Nos dieron una habitación en el segundo piso. Una de las que habían sido reformadas hacía poco, todavía tenía olor a pintura fresca.
Laura. Podía haberme dicho cualquier otro nombre, pero me dijo “llamame Laura” y también “decime lo que te gusta”.
Una noche de gloria. Todo fue como a mí me gusta, o me gustaba, no podría decirlo ahora. Laura encendió en mí el deseo, lo reavivó todas las veces que pudo, estaba a mi servicio, para darme placer. Fue como volver a encontrarme con algo que ni recordaba haber perdido. Salí como a las cuatro, después de darme una ducha para sacarme su perfume de la piel.

No hablé con Ricardo en toda la semana. Contribuyó a esto que tuvimos un operativo en la zona de La Plata de lunes a miércoles; terminé agotado. El jueves recibí el nuevo mensaje. No voy a engañarme, lo estaba esperando. Era más breve. “Lo espero a las nueve.” No lo llamé a Ricardo y estuve a las nueve. Morales estaba solo. Me sirvió una medida generosa y se recostó en el sillón.
–¿Qué le pareció mi amigo?
–Una persona agradable.
–Más que eso, es un tipo excelente. Anda con un problema y creo que usted lo puede ayudar.
–Desde ya que lo puedo asesorar, cuente conmigo.
–No es lo que necesita. Ya tiene quién lo asesore.
–No sé entonces.
–Necesita un amigo que le haga un favor. Un favor muy grande. –Se me quedó mirando, como si dudara de seguir–. Que le arreglen un problema, un problema que le crearon otros amigos… amigos suyos –aclaró al fin.
–¿Amigos míos?
–Colegas suyos.
Morales acababa de mostrar la hilacha. Todos sus gestos, su amabilidad, la noche con Laura, todo, apuntaba a una sola cosa: usarme. Lo tenía que poner en su lugar, mostrarle el límite.
–Mire, yo no tengo un cargo que me permita ayudarlo, el mío es un puesto intermedio, si tiene un problema así, tiene que ir más arriba. Hay planes especiales de regulación para empresas en problemas.
–No, lo que necesitamos es alguien que trabaje desde adentro. Arriba no podemos hablar con nadie, no conviene.
–¿Y qué puedo hacer yo? No tengo ningún poder de decisión.
–Me estaban traspirando las manos. Odiaba escucharme dando disculpas. No, era no.
–Hay algunos papeles que deberían perderse.

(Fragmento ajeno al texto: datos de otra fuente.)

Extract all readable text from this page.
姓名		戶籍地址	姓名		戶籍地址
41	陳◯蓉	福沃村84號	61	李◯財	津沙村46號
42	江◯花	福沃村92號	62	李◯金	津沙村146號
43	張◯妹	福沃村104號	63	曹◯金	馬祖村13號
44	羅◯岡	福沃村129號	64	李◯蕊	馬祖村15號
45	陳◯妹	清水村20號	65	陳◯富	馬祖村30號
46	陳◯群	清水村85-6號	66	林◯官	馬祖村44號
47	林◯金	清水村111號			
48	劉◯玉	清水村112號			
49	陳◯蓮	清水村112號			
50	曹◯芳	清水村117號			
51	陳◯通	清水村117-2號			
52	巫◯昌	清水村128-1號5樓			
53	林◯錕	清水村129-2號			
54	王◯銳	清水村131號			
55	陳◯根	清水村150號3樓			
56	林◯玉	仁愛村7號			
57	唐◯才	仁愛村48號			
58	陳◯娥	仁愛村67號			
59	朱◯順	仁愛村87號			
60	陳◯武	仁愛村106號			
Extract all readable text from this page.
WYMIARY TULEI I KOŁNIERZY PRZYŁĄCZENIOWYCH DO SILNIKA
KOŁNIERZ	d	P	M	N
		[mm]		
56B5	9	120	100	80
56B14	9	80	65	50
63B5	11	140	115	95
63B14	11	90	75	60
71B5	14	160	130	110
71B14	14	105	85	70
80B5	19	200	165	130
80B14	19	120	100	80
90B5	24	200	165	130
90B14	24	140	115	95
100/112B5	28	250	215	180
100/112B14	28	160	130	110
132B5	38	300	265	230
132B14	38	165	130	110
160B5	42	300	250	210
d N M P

Ustedes tienen un bonito quilombo allí, no creo que sea tan difícil.
–No es difícil, es directamente imposible.
–No hay nada que sea imposible cuando se quiere ayudar a un amigo. Y usted quiere, ¿no?
–Lo puedo ayudar dentro de lo legal, de lo administrativo, pero no me puedo llevar un expediente. Eso no me lo puede pedir.
–Eso ya se ha hecho. Se puede. Con Viñates hemos hecho cosas como estas y más complicadas también.
Lo decía seguro, mientras tomaba su whisky sin hielo. No me estaba amenazando, no podría decir eso, no me estaba ofreciendo nada, solo me reprochaba mi falta de disposición para ayudar a un amigo. Pero no podía levantarme y salir, ni reiterarle que yo no hacía esas cosas, por lo menos no las que me estaba pidiendo. Permanecí callado, con el vaso sin tocar, mirando un rincón del salón. Morales no dijo nada más. Estuvimos diez minutos en silencio, hasta que vino el mozo para invitarnos a pasar al comedor.
Éramos apenas cinco: Viñates, el viejo, el muchacho de la quimio y nosotros dos. La mujer era la misma de la última vez: Laura. El muchacho de la quimio se fue antes del sorteo. El viejo aclaró que no había puesto su nombre porque estaba medicado. Era una posibilidad sobre tres. Una sobre tres. La suerte lo favoreció a Viñates que se fue con Laura, mientras el viejo se escurría hacia los fondos para hablar con los mozos. Morales rompió el silencio.
–¿Qué decidió?
Me miraba a los ojos, tenía las dos manos apoyadas sobre la mesa. Me sentí obligado a no dejarlo sin esperanzas. No supe cómo decir no. Eso hubiera sido lo mejor.
–Tendría que ver el caso –dije, tratando de ser lo más ambiguo posible, sin darme cuenta de que ya estaba aceptando algo. Me estaba comportando como un idiota.
–El lunes lo espero a las tres en mi oficina. –Me extendió su tarjeta–. No esperaba menos de usted –hizo una pausa como si buscara algo con la vista y siguió–: Le tengo un regalito.
Sacó un sobre marrón de algún lado, me parece que lo había dejado el viejo en su silla antes de levantarse, y me lo entregó. Dudé en abrirlo allí mismo, pero la intriga pudo más. Había cuatro fotos; buenas tomas, muy explícitas y bastante nítidas para haber sido tomadas con luz ambiente. Era una pareja cogiendo. Laura y un tipo, un tipo cualquiera, que podría haber sido yo. Pero no era, ni siquiera se me parecía.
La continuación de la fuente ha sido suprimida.